Değerli Meslektaşlarım,
“Türk Patoloji Dergisi” daha nitelikli bir dergi olma hedefini koruyarak yolunda ilerlemeye devam ediyor.
Geçmişten gelen birikimi, deneyimli kadrosu ve patoloji camiasının desteği en büyük gücünü oluşturuyor. Bu
potansiyelini her geçen gün dergimize gelen makale sayısındaki artış ile görmekteyiz. Sayısal artış yanı sıra
makalelerin daha geniş bir coğrafyadan dergimize ulaştığı verisi de diğer bir önemli saptamadır. 2012 yılında
13 farklı ülkeden 100'e yakın makale dergimizde değerlendirilmek üzere gönderilmiştir. Bu sene Türk Patoloji
Dergisi'nin etki alanını genişletmek amacıyla uluslararası deneyimi olan ve özellikle Doğu Avrupa'da yaygın
iletişim ağı olan Versita şirketi ile anlaşma yapılmıştır. Böylece daha yaygın tanınmayı ve daha çok makale kabul
etmeyi bekliyoruz.
Bu yıl Türk Patoloji Dergisi'nde işleyişi hızlandırmak ve yazarlara daha hızlı yanıt verebilmek için bazı
değişiklikler yapıldı. Bu değişikliklerin etkinliğini izleyebilmek amacıyla da sürekli izleme programları
kullanılmaya başlandı. Henüz istediğimiz düzeye ulaşmasak da yanıt verme hızımız arttı. 2014 yılında tüm
gelen yazılara 4-5 haft a içinde yanıt vermek amacındayız. Sadece makale değerlendirme süresini kısaltmayı
değil makale değerlendirmelerinde de daha titiz davranmaya başladık. 2012 yılında ret oranlarımız %30'lar
civarındadır ve bu yıl daha yüksek olacaktır. Ayrıca daha etkin bir değerlendirme yapabilmek amacıyla da bazı
değişiklikler gerçekleştirdik. Bugün bilim dünyasında, danışmanlar makalenin daha nitelikli olmasını sağlayan
kişiler olarak kabul edilmektedir. Biz de danışmanlarımızın makalelere olan katkılarını artırmayı teşvik ederek
daha nitelikli çalışmalar yayınlamak için yüksek derecede katkı sağlayan danışmanları seçip her yıl dergide
duyuracağız. Bilim dünyasına olan katkılarına şükranlarımızı isimlerini duyurarak yapmaya çalışacağız.

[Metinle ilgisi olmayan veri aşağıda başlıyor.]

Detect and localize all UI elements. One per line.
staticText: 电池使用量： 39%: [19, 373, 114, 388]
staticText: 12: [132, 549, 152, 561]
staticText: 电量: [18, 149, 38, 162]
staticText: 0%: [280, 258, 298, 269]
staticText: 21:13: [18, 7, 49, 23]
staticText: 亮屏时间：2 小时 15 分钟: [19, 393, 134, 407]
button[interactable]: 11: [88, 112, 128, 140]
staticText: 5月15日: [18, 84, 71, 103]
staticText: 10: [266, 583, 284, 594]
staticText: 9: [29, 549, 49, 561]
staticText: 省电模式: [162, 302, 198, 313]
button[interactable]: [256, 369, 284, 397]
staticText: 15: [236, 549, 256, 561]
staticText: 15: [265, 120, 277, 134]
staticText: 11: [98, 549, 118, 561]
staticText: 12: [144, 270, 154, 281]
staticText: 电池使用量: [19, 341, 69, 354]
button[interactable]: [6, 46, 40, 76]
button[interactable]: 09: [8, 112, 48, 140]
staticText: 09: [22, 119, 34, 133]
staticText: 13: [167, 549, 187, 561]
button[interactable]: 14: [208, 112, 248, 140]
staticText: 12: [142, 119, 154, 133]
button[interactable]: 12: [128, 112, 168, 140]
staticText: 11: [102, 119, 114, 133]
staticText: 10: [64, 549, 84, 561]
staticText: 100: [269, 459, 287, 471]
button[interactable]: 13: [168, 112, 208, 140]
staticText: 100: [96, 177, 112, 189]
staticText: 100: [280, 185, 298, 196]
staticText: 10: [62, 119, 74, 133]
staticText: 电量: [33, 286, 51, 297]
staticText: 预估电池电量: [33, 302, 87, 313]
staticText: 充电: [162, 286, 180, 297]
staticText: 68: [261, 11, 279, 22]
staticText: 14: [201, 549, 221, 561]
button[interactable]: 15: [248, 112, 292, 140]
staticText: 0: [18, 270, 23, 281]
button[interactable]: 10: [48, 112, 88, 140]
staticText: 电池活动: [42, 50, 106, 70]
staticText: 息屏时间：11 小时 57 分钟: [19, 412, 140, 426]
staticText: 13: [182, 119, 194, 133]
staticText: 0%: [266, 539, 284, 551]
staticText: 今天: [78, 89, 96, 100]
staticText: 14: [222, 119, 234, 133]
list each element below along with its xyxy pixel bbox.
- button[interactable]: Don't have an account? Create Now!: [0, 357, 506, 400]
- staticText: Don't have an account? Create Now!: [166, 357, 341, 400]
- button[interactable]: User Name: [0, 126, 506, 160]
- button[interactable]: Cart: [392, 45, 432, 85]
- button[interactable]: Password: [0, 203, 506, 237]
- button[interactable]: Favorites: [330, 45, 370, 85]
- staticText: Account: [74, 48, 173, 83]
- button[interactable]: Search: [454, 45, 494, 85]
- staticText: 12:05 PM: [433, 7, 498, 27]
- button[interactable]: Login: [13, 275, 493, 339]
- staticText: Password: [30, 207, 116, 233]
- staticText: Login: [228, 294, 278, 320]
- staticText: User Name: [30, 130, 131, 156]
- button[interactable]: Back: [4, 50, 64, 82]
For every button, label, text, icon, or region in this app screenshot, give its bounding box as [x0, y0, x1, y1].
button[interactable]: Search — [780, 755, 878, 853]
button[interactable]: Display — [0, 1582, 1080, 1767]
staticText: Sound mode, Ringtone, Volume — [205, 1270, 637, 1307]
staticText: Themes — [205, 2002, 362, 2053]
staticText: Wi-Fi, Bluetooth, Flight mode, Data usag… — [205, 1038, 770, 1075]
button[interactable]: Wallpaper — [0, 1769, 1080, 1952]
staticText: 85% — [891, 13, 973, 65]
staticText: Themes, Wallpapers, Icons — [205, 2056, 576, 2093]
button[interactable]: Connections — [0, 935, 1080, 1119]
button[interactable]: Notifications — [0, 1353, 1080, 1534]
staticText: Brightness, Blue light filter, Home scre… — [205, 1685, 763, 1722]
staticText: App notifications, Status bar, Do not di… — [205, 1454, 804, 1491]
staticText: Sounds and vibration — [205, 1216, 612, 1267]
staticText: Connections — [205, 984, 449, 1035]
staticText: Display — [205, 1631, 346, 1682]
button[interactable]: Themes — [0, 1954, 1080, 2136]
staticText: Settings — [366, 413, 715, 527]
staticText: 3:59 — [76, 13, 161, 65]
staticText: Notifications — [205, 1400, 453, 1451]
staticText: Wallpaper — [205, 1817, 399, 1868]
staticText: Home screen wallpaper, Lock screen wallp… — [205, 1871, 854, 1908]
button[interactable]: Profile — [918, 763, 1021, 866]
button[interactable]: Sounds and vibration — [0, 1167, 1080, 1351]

Yazarlara, bu sene de en “iyi araştırma makalesi ödülü” vereceğimizi tekrar anımsatmak isteriz.
“Aşırma” son yıllarda bilim dünyasını giderek artan oranda olumsuz olarak etkileyen önemli sorunlarından
birisidir. Ancak, iyi haber “aşırmayı” saptayabilmek için geliştirilen programların bulunmasıdır. Bunlardan
birisi de “iThenticate” dir. Biz de 2013 yılından itibaren gelen makaleleri bu programı kullanarak taramaya
başlamış bulunuyoruz. Böylece Türk Patoloji Dergisi'ni olumsuz etkenlerden uzak tutmaya çalışacağız.
Türkiye'deki yayınların Dünya geneli ile karşılaştırıldığında daha az atıf alan çalışmalar olduğu ve büyük oranda
olgu sunumlarından oluştuğu görülmektedir. Bunun birçok nedeni olmakla beraber, genç araştırmacıların
makale yazımı konusunda yeterli deneyim ve birikime sahip olamamaları da önemli bir etmendir. Bu sorunu
aşmak ve genç araştırmacıları makale yazma konusunda bilgilendirmek için bu sene Ulusal Patoloji Kongresinde
hem Türkiye kaynaklı patoloji makalelerinin genel bir analizinin yapıldığı hem de genç araştırmacılara yol
gösterici olacak bir eğitim semineri yapılması kararlaştırılmıştır.
Son olarak; Türkiye kaynaklı makalelerde sayısal bir düşüş yaşandığı dikkat çekmektedir. Bunun son yıllarda
Üniversiteler içerisinde yaşanan değişimlerin etkisi olabileceğini düşünmek mümkündür. Ancak, bu konunun
önümüzdeki günlerde ciddi olarak değerlendirilmesi ve düşüş nedenlerinin araştırılması, tartışılması ve buna
yönelik önlemlerin alınması dünya patoloji camiasının bir çağdaş bir kolu olarak yer almak için gereklidir.